The cost base considerations for the beneficiaries are found in section 128-15 of the ITAA 1997. Specifically, reference is made to the table found in subsection 128-15(4) ITAA 1997:

 

Modifications to cost base and reduced cost base

 

Item

 

For this kind of CGT asset:

 

The first element of the asset's cost base is:

The first element of the asset's reduced cost base is:

1

One you acquired on or after 20 September 1985, except one covered by item 2, 3, 3A or 3B

the cost base of the asset on the day you died

the reduced cost base of the asset on the day you died

2

One that was trading stock in your hands just before you died

the amount worked out under section 70- 105

the amount worked out undersection 70- 105

3

A dwelling that was your main residence just before you died if:

(a) the dwelling was not then being used for the purpose of producing assessable income; and

(b) you were not then an excluded foreign resident

the market value of the dwelling on the day you died

the market value of the * dwelling on the day you died

3A

If you were a foreign resident just before you died--an asset that was not taxable Australian property just before you died, except one covered by item 2

the market value of the asset on the day you died

the market value of the asset on the day you died

3B

One that * passes to a trustee of a special disability trust

the market value of the asset on the day you died

the market value of the asset on the day you died

4

One you acquired before 20 September 1985

the market value of the asset on the day you died

the market value of the asset on the day you died

 

The property is an asset that was acquired by the deceased before 20 September 1985 and was being used as the deceased's main residence just before they died. Therefore, the first element of the cost base for the beneficiary will be the market value of the asset on the day the deceased died. In this case, each beneficiary is obtaining a partial share of the property. The market value of the property would be apportioned across the various interests in a reasonable way.
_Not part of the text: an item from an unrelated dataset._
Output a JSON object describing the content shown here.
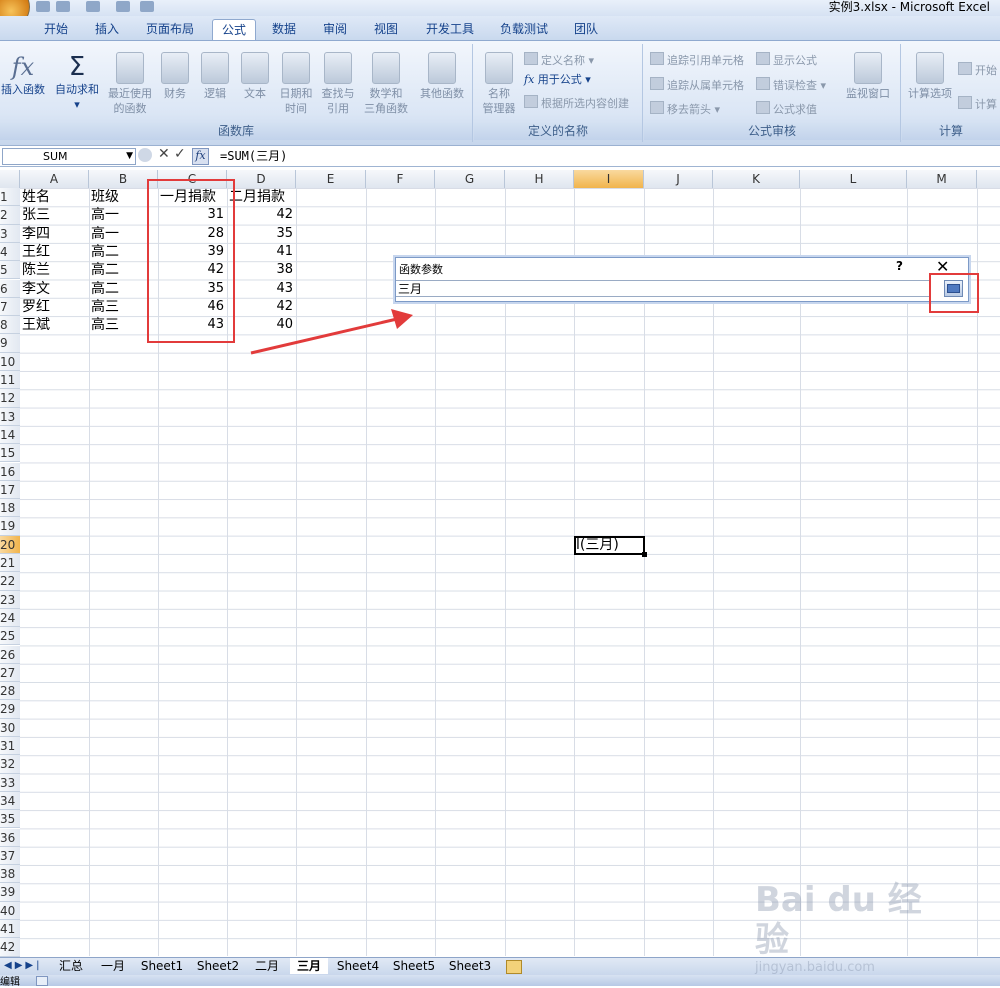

Subsection 120-15(5) of the ITAA 1997 states that a beneficiary can include in the cost base or reduced cost base of the asset any expenditure that the legal personal representative would have been able to include at the time the asset passes to the beneficiary. The beneficiary can include the expenditure on the day the representative incurred it.

Similar to the apportionment of the first element of the cost base, the relevant expenditure incurred by the legal personal representative can be apportioned between the beneficiaries on a reasonable basis.